WIND SPEED WIND SPEED
A tornado can get up to 300 mph! (miles per hour) Usually tornadoes don't go that high. But some do. They can be called a F-5. Some tornadoes are a F-5, but aren't 300 miles per hour. If you hear a tornado warning, you hardly have no time to run to your car and run away from the tornado. Trees will be crashing to the ground and powerlines, too will be falling to the ground. If a powerline that is connected to your house is broken, you won't have any power. If you don't have any power, you can't cook, use computers connected to plugs, use phones, tapes, CDs, videos, turn on lights, and turn on the oven. YOU CAN'T EVEN TURN ON WATER!! Tornadoes don't just to this.

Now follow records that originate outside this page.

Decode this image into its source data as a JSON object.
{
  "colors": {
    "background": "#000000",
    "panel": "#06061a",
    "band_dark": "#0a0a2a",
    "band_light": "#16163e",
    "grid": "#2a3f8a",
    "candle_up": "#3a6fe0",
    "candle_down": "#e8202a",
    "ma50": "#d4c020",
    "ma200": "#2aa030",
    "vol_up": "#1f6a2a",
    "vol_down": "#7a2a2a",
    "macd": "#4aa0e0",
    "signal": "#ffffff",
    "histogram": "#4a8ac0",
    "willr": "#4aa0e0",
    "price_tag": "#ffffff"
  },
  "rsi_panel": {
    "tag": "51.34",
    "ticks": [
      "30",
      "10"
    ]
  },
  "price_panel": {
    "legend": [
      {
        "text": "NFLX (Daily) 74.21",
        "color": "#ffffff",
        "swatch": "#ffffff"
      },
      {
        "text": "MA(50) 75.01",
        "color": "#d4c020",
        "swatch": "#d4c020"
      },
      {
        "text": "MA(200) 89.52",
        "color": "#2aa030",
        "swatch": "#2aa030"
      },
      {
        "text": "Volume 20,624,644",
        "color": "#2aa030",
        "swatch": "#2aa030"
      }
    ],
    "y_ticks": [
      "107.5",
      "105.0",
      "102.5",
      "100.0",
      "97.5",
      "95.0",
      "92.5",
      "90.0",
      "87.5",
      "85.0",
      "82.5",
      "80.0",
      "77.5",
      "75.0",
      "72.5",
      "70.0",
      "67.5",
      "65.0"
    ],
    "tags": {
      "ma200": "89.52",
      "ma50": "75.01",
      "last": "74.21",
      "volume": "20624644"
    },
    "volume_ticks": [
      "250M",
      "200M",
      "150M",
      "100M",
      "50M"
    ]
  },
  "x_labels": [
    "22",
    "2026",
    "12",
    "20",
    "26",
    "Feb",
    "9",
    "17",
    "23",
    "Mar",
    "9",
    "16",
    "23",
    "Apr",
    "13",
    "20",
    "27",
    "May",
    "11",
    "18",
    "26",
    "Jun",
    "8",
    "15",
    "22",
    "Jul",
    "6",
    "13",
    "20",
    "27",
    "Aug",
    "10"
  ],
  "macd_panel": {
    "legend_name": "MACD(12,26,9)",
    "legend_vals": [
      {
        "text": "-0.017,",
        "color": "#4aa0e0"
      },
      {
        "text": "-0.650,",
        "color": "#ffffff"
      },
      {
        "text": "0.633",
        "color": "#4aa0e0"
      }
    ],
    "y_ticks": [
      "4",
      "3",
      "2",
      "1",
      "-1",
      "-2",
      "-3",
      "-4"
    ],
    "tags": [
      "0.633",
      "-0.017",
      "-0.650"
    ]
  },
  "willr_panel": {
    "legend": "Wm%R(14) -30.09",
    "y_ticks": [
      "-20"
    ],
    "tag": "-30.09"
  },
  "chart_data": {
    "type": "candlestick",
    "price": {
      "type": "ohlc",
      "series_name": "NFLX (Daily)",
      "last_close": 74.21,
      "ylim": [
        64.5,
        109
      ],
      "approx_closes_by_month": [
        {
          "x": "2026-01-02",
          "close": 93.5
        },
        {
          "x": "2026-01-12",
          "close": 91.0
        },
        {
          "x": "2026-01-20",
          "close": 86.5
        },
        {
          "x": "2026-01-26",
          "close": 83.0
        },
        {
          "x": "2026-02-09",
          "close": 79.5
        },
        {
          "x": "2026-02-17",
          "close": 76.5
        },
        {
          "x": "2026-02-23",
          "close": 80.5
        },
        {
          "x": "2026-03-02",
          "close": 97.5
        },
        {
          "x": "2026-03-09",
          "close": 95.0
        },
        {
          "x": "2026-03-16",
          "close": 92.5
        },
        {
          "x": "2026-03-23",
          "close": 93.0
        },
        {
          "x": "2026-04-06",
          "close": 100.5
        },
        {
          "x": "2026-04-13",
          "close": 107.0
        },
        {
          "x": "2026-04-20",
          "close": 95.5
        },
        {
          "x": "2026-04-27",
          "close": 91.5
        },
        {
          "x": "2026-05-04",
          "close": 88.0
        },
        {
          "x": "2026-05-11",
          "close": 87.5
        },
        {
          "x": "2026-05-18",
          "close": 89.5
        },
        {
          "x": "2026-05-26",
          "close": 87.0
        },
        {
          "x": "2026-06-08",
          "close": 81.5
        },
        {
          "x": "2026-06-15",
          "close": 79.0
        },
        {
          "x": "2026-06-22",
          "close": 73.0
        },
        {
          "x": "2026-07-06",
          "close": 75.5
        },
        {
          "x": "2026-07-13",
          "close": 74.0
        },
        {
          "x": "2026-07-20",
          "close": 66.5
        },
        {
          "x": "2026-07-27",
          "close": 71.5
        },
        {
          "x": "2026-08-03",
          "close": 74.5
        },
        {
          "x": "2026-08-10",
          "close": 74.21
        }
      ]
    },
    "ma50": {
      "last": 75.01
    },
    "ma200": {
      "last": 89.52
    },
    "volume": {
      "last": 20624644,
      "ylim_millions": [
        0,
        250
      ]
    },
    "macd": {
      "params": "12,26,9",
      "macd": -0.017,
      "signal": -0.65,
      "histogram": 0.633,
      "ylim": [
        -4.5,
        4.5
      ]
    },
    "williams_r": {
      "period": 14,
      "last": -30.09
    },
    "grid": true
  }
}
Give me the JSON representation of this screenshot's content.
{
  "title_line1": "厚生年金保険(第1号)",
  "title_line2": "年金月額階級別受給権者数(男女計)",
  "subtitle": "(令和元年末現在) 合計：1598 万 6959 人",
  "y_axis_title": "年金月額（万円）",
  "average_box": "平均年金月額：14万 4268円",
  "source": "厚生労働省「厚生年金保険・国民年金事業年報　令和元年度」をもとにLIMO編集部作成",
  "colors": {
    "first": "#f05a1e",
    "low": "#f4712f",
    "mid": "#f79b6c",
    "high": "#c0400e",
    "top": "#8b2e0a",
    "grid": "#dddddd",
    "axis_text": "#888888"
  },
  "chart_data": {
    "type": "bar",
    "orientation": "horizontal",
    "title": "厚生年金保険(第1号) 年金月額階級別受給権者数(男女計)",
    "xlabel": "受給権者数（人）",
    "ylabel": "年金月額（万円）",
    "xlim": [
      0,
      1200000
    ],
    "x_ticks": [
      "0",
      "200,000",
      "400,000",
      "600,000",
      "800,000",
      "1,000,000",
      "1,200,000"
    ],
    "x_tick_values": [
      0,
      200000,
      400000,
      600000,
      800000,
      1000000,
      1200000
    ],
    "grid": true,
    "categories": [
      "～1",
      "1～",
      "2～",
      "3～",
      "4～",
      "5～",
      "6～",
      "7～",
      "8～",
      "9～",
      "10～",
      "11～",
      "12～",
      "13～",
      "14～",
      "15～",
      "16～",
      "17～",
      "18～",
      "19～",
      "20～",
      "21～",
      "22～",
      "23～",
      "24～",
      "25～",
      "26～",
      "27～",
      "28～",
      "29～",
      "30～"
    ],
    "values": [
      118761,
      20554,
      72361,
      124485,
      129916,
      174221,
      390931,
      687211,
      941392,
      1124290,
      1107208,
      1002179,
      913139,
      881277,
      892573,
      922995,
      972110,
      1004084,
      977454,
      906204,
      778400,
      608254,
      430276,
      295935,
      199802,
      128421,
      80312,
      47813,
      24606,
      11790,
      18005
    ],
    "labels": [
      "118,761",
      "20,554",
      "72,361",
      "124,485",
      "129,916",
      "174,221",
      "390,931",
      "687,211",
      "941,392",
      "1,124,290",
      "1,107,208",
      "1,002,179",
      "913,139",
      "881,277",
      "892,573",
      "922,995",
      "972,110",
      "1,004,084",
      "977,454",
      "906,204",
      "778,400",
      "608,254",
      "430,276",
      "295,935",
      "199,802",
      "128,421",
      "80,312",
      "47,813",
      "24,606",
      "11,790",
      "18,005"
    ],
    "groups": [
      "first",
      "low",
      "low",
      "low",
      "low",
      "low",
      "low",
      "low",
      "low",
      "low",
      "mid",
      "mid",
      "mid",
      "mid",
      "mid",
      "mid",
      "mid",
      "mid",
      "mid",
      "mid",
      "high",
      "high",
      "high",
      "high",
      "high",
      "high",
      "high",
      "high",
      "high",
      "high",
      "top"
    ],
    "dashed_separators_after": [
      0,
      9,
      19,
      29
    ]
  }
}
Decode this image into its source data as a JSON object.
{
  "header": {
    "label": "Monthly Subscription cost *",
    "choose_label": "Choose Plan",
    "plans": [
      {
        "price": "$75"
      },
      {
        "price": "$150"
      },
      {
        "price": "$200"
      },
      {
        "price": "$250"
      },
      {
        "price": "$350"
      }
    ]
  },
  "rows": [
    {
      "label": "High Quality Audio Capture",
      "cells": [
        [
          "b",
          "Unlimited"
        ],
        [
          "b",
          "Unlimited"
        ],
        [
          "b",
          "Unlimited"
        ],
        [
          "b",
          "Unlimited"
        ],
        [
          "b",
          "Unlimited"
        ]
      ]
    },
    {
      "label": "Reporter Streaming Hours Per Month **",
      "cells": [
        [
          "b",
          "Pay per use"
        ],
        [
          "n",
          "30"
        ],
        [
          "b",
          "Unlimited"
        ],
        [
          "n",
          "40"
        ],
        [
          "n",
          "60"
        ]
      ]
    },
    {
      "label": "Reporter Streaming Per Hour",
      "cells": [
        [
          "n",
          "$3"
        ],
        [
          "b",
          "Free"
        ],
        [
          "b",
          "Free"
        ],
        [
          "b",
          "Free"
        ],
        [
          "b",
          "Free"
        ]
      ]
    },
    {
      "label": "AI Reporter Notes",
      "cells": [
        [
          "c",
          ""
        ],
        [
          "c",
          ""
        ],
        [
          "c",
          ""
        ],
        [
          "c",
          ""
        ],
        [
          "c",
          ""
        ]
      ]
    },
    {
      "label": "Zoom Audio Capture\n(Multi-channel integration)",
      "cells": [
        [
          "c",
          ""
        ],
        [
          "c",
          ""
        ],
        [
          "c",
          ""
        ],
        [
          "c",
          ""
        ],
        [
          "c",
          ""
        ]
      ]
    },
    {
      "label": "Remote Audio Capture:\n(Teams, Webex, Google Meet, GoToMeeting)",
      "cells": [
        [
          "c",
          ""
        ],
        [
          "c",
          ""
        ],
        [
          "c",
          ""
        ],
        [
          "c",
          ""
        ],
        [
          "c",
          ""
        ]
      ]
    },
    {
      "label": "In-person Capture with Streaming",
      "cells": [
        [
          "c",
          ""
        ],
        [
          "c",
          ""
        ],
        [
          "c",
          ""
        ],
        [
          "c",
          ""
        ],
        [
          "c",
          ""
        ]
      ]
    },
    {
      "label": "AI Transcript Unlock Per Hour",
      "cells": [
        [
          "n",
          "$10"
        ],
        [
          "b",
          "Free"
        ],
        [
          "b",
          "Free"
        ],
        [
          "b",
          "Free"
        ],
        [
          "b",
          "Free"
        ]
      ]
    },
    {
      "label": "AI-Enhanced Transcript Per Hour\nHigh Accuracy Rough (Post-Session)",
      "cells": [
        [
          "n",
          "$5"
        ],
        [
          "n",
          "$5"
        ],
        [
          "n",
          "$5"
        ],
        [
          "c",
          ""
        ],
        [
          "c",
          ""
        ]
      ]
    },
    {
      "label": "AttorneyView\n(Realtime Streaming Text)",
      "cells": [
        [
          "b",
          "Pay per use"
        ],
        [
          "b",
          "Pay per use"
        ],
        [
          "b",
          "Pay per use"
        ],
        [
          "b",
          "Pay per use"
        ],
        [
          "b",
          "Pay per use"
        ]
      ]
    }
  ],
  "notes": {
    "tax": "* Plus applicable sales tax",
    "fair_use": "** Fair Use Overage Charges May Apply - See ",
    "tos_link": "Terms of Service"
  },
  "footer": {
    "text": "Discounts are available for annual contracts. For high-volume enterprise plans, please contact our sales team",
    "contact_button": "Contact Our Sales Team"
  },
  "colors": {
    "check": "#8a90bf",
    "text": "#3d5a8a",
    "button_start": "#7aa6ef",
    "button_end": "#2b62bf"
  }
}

Hurricanes and earthquakes can also do that.
Hurricane Mitch
(story): 
Hurricane Mitch was a pretty big hurricane as you see in the picture.
Hurricane Mitch was powerful. As it headed toward Mexico, it became a category five hurricane, killing up to 9,086 people. The powerful storm got weaker as it hit Mexico until it was a tropical depression. It became a tropical storm as it heading back into the ocean again but it stopped churning. It was the end of the hurricane. The hurricane happened in 1998. You have enough time to evacuate in a hurricane but not a tornado.